Но «странности» на этом не закончились. На протяжении предвоенных месяцев подведомственная Кагановичу печать все реже именовала его сталинским наркомом, чаще – просто наркомом и даже еще проще – «тов. Л.М. Кагановичем». «Передовицы почти не цитировали его, в письмах трудящихся он почти не упоминался, – продолжает фиксировать „странности“ Рой Медведев. – В апреле 1941 года прошло совещание производственно-хозяйственного актива НКПС. Ни доклад Кагановича, ни изложение доклада, ни хотя бы портрет не были опубликованы, зато все остальные выступления (с портретами выступавших) публиковались в „Гудке“ в течение двух недель».

Что все это значило для Кагановича и как сложилась бы его дальнейшая судьба, сейчас можно только гадать.

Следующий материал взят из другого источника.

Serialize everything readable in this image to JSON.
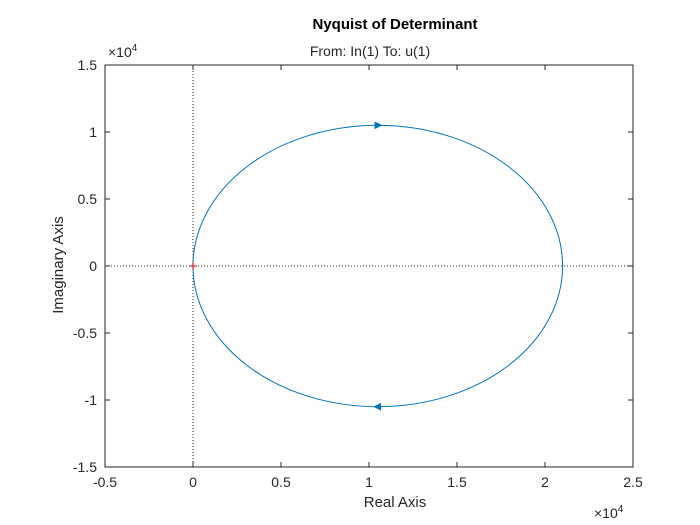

А в те дни аппаратные игры отошли на второй план. Стало не до них: началась война.

«Гитлер поступил как империалист. Они нападают первыми»

В ночь на 22 июня 1941 года Каганович участвовал в экстренном заседании Политбюро. Читаем беседу Чуева с Кагановичем о событиях той ночи:

«– Был ли Сталин растерян? Говорят, никого не принимал?

– Ложь! Мы-то у него были… Нас принимал. Ночью мы собрались у Сталина, когда Молотов принимал Шуленбурга. Сталин каждому из нас сразу же дал задание – мне по транспорту, Микояну – по снабжению. И транспорт был готов! Перевезти пятнадцать-двадцать миллионов человек, заводы… Сталин работал. Конечно, это было неожиданно. Он думал, что англо-американские противоречия с Германией станут глубже и ему удастся еще на некоторый срок оттянуть войну. Так что я не считаю, что это был просчет. Нам нельзя было поддаваться на провокации. Можно сказать, что он переосторожничал. Но и иначе нельзя было в то время. А сейчас если начнется? Я сначала думал, что Сталин считал, когда только началась война, что, может, ему удастся договориться дипломатическим путем. Молотов сказал: „Нет“. Это была война, и тут уже сделать было ничего нельзя.